The Chinese are certainly involved, but there's nothing
conspiratorial about it. Chinese state-owned Sinohydro is the world's
largest dam builder and accounts for over 50 percent of recently
constructed dams. "China simply sees this as terrific business,"
Verhoeven said.
The Ethiopian government insists it's capable of raising
the necessary funds itself, and the country's sizeable diaspora is
helping out. Tadle Haile, a retired school counselor from Northern
Virginia, has given money, and said that "everybody I've talked to [in
the Ethiopian community] says they have as well." The Ethiopian Embassy
in Washington even offers advice on how to buy bonds to finance the dam.

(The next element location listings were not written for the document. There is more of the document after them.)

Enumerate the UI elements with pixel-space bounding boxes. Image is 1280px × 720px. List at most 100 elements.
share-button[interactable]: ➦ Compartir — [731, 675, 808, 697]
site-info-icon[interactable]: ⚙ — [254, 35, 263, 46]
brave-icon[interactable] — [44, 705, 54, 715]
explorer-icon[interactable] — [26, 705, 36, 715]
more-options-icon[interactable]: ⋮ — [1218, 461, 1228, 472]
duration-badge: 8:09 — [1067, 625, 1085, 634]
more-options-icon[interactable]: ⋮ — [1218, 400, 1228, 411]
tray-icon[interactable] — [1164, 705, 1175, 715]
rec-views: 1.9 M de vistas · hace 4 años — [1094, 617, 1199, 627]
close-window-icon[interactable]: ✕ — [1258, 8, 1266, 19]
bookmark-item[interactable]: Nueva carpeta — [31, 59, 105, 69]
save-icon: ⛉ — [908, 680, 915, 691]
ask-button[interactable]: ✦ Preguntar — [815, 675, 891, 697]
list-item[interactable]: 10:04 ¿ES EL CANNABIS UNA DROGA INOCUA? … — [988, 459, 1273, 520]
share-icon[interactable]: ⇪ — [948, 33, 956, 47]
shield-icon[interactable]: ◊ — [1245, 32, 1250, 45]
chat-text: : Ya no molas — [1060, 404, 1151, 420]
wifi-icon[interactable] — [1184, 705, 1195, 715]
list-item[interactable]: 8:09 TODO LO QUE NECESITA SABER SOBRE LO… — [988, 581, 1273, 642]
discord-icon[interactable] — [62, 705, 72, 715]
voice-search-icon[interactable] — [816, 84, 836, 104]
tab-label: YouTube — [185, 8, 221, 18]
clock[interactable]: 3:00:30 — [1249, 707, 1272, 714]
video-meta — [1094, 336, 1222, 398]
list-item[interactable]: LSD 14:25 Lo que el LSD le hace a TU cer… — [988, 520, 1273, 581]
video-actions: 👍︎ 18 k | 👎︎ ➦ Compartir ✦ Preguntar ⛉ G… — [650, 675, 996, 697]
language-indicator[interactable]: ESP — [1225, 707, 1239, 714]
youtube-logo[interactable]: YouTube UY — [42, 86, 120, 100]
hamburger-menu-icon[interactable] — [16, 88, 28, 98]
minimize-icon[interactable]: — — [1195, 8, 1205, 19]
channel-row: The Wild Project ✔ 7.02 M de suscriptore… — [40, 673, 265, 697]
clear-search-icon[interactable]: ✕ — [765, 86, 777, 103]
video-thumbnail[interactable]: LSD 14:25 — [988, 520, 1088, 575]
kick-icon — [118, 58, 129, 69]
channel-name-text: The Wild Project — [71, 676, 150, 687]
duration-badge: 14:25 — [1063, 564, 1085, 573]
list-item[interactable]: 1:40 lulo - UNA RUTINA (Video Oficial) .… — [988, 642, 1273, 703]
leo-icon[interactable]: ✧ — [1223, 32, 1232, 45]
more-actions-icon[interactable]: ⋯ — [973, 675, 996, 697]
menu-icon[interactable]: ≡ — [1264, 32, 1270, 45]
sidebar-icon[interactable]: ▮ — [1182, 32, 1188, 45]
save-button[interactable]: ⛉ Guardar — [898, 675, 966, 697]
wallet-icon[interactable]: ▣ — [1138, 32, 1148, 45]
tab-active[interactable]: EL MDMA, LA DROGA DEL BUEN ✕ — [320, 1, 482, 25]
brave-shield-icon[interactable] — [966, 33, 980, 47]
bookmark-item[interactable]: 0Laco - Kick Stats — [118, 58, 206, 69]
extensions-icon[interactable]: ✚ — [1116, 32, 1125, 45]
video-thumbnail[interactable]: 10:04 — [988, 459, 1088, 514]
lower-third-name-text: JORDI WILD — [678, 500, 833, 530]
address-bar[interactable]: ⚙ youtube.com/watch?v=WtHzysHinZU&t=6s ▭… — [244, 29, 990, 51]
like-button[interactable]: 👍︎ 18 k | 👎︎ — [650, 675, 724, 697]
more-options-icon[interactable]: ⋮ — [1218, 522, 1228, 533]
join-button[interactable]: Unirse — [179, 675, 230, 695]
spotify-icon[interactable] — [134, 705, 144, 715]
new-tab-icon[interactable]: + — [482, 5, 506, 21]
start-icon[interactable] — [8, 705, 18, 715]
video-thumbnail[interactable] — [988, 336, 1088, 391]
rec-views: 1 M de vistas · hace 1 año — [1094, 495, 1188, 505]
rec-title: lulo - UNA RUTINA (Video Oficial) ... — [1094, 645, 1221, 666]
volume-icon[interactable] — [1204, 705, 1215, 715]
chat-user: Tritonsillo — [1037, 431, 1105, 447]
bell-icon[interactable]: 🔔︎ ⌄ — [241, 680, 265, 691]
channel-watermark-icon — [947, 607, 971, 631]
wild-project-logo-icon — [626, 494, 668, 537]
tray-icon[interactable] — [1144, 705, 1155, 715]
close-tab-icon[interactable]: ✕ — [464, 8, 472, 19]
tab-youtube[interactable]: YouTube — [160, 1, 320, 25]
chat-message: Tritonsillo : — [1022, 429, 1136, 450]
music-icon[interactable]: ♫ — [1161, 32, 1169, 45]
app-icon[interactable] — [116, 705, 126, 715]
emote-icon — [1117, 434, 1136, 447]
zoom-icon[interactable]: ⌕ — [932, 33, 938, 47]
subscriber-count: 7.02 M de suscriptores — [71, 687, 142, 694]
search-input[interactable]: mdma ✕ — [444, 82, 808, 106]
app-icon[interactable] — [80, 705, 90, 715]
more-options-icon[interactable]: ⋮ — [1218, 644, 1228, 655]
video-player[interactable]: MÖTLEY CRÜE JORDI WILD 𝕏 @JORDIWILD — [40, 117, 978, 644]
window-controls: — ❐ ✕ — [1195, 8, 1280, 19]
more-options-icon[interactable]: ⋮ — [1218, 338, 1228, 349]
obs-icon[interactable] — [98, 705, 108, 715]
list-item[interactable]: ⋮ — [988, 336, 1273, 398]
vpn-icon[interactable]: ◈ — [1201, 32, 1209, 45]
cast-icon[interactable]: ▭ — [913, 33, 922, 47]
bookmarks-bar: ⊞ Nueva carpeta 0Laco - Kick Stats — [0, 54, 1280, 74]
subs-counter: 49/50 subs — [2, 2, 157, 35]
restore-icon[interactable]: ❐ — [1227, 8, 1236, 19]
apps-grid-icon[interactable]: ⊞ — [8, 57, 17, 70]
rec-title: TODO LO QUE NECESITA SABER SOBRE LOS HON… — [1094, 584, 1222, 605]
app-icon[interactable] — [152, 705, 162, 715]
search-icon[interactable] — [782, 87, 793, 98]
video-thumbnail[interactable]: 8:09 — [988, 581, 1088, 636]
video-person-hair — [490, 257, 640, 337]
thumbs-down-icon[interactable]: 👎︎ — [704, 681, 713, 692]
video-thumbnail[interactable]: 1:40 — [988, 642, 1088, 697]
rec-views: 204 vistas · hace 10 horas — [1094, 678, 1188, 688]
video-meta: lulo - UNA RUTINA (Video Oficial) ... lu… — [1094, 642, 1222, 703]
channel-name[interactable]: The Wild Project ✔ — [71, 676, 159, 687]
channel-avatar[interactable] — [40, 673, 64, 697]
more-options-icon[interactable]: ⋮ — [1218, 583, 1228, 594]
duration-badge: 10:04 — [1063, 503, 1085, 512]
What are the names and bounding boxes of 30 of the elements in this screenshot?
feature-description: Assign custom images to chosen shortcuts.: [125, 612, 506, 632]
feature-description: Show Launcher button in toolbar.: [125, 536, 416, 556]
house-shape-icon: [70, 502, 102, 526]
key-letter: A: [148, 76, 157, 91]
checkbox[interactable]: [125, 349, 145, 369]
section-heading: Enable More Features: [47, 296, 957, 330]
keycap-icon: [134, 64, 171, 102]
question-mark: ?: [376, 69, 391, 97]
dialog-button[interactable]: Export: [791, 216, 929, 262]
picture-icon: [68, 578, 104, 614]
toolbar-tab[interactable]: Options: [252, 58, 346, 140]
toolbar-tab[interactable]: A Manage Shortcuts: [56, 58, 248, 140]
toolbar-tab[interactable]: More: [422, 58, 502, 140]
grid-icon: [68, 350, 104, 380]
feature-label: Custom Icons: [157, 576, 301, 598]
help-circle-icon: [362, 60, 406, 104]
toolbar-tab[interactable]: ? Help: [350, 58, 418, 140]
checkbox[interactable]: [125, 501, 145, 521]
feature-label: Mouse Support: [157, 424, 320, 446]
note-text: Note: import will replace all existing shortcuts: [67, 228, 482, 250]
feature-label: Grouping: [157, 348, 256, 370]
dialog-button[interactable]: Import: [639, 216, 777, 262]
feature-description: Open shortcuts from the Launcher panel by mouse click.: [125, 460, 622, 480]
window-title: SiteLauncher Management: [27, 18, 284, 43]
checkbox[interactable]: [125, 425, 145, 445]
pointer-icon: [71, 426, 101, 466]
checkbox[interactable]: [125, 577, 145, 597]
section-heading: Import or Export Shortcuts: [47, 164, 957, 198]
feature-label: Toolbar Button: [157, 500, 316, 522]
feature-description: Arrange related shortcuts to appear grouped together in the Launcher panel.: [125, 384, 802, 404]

But how much longer the country will be able to
self-finance its ambitious projects is a contentious issue. State
employees have already been "invited" to surrender a month's salary, and
"there is a collectivist pressure to accept," lawyer Daniel Berhane
said. "Few Ethiopians would dare complain about anything to do with the
Nile, as it's a symbol of patriotism."
The dam is now 20 percent built, and on schedule to be
completed by 2017, according to Ethiopian officials. The Grand
Renaissance Dam, it seems, is going to get built. But what happens next
depends on how Egypt adjusts to its changed circumstances.
"Egypt needs to wake up to the new world," Verhoeven said. "This doesn't need to be a problem."